Nel corso dell'operazione antidroga i militari avevano sequestrato nell'abitazione un consistente quantitativo di marijuana e cocaina, materiale utile al confezionamento delle sostanze stupefacenti, un bilancino di precisione, nonché dei fogli con annotate le cessioni di droga ai diversi acquirenti. Così per Masci era scattato l'arresto ma proprio in quel momento è scattata la rivolta orchestrata dalla moglie, Sonia, e dai tre figli minorenni. Mentre i militari conducevano l’arrestato verso la vettura di servizio, la moglie andava in escandescenza aveva urlato ai carabinieri: "Speriamo che caschiate da queste scale e vi ammazzate e vi rompete l’osso del collo tutti" aizzando nel frattempo i propri figli contro i militari e richiamando l’attenzione degli altri residenti del quartiere.

Nel giro di pochi minuti in strada si era creato un assembramento composto da più di dieci persone che con violenza e minaccia si opponevano all’arresto di Mascia dando vita ad una violenta aggressione nei confronti dei carabinieri. Tra di loro vi era anche Mario Maurizio Calabretta il quale aveva continuato a insultare i militari e nella circostanza erano accorse altre persone, giunte a piedi e a bordo di scooter che si erano scagliate contro i militari al fine di impedire l’arresto di Masci, che fomentava i presenti urlando insulti e
minacce di morte.

Addirittura la moglie di Masci e Calabretta hanno tentato fisicamente di liberare l'arrestato colpendo i carabinieri con l'aiuto dei figli minori. Un militare, giunto in soccorso del collega, è stato scaraventato a terra e colpito con calci e pugni. Un altro uomo, Danilo Aurora, aveva aperto anche la portiera dell'auto dei militari per "salvare" Masci. Due dei militari operanti hanno riportato delle lesioni personali consistite, per il primo, in un trauma cranico, un trauma all’emitorace destro, delle escoriazioni al collo e al volto, dalle quali derivava una prognosi di 10 giorni, mentre per il secondo, un trauma cranico, facciale, uno costale bilaterale e uno alla gamba sinistra, dalle quali derivava una prognosi di 30 giorni.
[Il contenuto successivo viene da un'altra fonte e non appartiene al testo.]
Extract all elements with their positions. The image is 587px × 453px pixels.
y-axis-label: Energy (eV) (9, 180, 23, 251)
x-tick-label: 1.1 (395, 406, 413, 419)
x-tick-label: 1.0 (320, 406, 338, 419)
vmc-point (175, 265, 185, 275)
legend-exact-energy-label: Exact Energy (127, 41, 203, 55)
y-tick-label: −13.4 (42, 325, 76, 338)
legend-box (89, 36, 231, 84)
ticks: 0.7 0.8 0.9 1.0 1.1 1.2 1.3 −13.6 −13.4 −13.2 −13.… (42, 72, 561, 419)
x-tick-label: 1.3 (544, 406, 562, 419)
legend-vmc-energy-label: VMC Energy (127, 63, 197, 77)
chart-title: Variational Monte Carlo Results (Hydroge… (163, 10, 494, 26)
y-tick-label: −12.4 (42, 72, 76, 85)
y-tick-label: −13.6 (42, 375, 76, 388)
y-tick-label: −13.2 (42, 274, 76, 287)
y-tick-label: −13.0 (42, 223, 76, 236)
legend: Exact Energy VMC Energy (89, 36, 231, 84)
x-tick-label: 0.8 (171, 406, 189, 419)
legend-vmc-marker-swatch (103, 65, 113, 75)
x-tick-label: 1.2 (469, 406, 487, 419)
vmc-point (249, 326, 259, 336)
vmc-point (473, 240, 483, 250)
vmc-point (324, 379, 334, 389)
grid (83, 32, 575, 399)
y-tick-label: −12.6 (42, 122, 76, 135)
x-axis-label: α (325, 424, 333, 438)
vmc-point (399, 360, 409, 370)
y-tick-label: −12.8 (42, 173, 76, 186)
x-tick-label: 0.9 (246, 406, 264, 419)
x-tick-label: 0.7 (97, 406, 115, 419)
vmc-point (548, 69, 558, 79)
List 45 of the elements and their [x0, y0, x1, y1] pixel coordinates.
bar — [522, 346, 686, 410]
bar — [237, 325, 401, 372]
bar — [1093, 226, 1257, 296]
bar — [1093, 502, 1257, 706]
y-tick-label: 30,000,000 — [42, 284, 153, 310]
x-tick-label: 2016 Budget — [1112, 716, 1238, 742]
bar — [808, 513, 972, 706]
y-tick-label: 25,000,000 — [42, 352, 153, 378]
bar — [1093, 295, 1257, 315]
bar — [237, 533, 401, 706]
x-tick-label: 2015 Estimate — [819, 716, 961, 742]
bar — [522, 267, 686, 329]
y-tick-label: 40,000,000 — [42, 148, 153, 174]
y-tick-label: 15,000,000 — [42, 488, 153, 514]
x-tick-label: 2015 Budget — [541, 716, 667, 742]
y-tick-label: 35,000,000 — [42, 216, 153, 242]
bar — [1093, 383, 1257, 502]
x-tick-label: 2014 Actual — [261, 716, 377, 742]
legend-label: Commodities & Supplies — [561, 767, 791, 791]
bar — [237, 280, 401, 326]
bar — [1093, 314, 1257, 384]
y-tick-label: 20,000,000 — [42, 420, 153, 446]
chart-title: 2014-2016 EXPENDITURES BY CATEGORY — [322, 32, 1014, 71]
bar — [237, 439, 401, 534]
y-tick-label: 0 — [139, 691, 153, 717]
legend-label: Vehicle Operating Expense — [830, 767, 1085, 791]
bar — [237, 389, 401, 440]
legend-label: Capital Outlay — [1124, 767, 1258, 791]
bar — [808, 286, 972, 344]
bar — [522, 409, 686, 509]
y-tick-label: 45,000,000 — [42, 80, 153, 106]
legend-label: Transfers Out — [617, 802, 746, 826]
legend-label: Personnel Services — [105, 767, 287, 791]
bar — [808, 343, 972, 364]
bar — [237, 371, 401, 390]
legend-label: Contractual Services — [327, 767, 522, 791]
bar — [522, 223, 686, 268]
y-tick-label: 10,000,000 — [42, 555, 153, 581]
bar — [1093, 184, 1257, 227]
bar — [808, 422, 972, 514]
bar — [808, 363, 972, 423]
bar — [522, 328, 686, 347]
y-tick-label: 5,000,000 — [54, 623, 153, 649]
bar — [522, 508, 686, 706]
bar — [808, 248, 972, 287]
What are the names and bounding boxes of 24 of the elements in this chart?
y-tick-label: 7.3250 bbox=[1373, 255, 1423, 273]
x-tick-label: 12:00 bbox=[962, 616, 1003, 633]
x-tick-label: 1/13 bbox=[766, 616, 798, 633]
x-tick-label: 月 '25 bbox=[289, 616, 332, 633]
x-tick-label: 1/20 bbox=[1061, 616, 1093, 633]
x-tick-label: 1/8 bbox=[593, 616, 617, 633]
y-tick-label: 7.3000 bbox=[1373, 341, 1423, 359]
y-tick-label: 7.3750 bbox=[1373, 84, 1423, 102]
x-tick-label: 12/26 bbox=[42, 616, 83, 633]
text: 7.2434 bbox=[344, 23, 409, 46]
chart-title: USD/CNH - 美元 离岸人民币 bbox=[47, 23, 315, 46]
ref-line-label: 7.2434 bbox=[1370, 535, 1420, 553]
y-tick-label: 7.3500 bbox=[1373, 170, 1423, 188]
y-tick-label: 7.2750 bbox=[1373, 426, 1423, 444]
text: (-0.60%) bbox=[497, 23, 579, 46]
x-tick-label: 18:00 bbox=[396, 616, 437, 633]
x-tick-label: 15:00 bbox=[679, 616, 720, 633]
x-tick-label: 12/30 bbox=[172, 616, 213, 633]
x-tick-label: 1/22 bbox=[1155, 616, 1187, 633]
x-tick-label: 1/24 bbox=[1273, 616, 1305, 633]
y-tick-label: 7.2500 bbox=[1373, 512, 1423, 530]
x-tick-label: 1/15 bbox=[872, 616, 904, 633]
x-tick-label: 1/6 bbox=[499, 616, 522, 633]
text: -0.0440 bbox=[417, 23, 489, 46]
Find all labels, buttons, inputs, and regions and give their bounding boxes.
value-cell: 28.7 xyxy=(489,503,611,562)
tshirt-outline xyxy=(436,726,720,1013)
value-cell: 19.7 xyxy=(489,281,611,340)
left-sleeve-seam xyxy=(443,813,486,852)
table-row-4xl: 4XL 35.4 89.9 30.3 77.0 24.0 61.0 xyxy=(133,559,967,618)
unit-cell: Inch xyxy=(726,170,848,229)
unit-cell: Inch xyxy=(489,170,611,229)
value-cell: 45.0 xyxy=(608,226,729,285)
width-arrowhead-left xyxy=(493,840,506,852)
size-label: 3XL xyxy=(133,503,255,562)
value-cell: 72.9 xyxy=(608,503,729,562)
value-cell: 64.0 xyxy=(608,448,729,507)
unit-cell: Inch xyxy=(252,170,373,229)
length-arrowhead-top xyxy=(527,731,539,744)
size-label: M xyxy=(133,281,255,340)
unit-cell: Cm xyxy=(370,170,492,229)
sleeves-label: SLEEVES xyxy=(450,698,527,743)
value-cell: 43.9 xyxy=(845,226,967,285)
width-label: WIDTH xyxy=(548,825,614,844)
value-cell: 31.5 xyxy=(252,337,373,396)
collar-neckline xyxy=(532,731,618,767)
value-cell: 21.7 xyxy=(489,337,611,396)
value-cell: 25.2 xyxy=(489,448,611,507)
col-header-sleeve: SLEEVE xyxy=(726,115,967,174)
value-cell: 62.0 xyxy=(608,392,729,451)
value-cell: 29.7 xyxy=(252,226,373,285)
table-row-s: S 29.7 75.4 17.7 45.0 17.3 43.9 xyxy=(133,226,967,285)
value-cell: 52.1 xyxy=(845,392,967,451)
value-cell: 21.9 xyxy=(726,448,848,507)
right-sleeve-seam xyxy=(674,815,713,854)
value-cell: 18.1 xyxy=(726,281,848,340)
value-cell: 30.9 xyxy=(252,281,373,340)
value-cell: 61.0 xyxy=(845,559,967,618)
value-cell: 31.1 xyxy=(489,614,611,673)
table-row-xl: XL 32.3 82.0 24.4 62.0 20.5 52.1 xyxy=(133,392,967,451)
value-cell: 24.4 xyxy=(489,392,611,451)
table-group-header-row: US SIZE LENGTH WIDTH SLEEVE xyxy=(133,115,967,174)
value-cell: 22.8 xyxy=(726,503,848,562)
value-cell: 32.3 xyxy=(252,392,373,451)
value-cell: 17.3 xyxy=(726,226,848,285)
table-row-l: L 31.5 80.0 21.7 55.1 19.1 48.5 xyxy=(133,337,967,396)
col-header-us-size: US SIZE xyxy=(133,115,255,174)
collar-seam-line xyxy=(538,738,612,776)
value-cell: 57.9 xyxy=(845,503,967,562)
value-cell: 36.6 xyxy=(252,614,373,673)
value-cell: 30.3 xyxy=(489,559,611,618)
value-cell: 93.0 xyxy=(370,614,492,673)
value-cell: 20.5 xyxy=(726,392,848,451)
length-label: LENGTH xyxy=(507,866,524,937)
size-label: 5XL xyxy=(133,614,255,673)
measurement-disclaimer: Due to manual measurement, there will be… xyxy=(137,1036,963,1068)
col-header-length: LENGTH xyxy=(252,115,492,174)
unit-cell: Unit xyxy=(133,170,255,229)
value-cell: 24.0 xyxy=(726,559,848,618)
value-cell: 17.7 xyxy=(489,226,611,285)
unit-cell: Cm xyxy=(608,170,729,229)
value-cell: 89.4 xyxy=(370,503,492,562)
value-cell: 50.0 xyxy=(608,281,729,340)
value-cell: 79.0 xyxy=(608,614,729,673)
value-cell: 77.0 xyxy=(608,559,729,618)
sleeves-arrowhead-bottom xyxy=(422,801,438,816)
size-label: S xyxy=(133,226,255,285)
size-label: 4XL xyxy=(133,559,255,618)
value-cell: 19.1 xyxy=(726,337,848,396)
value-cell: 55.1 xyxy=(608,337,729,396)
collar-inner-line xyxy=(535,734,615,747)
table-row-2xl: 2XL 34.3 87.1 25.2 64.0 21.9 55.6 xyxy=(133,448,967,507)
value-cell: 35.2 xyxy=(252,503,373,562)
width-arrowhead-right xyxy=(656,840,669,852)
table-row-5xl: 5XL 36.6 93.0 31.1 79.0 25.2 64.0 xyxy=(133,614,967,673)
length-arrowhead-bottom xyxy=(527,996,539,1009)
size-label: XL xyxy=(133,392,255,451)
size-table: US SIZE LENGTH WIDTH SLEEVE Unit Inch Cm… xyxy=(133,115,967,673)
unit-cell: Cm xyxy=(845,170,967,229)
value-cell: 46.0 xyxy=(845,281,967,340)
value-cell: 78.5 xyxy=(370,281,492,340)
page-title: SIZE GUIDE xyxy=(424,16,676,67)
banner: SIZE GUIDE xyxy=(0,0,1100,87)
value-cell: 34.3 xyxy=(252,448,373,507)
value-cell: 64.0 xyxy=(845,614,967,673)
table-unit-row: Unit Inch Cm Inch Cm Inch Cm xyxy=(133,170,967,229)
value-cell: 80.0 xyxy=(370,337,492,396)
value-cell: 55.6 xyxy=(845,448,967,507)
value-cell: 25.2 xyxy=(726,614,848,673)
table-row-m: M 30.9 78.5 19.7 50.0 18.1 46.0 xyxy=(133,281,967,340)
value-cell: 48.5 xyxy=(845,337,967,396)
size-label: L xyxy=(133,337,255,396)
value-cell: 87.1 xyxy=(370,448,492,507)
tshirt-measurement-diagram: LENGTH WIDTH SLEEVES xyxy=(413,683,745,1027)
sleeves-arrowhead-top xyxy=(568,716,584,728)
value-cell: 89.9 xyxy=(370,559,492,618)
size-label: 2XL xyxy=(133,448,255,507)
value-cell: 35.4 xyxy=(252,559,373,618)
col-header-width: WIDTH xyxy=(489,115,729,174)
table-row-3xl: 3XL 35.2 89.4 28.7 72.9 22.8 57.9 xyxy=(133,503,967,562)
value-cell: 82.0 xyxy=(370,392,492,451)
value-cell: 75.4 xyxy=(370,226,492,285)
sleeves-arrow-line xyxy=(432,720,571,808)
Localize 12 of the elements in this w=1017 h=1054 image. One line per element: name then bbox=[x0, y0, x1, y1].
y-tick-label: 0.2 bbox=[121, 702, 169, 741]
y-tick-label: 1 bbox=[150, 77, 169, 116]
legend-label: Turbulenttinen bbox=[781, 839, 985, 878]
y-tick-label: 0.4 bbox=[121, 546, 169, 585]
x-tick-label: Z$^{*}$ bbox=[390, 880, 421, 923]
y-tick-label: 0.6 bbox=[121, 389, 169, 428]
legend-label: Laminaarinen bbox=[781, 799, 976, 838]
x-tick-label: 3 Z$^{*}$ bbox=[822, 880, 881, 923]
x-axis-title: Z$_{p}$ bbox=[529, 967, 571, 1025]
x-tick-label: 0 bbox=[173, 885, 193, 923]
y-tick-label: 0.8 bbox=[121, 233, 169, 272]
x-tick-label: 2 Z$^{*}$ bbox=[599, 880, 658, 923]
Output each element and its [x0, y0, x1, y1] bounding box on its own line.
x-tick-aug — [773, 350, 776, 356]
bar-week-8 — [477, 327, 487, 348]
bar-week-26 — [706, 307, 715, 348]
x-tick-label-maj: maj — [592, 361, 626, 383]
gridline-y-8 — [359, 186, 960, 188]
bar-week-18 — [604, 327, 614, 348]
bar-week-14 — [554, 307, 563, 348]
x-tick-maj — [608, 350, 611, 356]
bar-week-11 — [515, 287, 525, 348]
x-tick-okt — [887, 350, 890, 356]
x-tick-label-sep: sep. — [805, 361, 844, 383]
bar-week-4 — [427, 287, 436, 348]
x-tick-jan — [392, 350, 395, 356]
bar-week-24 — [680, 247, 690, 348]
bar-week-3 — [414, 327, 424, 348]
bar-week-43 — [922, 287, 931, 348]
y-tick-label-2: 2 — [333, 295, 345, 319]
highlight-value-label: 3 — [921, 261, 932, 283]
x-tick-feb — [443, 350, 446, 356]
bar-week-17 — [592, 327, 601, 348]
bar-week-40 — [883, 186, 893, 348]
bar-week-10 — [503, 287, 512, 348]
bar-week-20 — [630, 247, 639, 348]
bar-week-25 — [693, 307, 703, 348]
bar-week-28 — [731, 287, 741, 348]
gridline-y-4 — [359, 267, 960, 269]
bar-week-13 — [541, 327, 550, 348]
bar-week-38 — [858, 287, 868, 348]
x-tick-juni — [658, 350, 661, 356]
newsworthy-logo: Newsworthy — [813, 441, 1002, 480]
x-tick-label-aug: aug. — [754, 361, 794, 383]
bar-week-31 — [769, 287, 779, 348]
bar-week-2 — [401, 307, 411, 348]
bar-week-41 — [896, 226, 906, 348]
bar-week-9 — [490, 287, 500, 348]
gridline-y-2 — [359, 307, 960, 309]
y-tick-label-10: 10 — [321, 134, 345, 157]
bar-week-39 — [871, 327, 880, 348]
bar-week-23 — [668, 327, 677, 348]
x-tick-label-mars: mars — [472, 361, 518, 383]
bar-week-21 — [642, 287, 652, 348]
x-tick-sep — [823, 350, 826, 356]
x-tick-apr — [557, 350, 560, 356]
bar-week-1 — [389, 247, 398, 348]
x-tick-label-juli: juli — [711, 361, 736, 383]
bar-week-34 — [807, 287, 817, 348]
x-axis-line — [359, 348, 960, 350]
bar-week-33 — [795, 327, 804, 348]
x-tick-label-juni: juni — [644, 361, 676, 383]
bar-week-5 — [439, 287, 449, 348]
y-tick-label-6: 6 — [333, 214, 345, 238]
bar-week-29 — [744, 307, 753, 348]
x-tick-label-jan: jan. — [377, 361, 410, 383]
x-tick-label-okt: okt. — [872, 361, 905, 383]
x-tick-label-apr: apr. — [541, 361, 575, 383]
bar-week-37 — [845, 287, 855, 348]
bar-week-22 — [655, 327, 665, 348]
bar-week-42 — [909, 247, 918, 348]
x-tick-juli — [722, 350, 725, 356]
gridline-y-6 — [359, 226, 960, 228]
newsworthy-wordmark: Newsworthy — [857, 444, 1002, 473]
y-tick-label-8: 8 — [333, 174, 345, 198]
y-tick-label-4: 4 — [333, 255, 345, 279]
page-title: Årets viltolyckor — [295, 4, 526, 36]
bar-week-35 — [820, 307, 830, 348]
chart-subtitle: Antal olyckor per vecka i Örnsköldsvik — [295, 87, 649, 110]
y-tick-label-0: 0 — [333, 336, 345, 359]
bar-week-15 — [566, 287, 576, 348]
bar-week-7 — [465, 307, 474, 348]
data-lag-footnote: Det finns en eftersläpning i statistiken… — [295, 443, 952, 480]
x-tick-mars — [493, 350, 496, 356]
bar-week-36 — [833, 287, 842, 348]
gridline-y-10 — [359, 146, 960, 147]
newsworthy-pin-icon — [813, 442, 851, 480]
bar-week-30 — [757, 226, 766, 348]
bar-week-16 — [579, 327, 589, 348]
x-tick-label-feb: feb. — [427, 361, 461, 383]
Ha riportato danni anche l'auto dei militari e per evitare che la situazione degenerasse ulteriormente e per sottrarsi alle violenze, i
carabinieri furono costretti ad allontanarsi, riuscendo ad identificare ed arrestare solo Pietro Masci e Mario Maurizio Calabretta, per i quali il gip del Tribunale etneo convalidò l’arresto e dispose la custodia in carcere. Grazie alla minuziosa ricostruzione dei fatti compiuta in seguito dagli stessi carabinieri operanti, si è riusciti ad identificare i protagonisti della rivolta.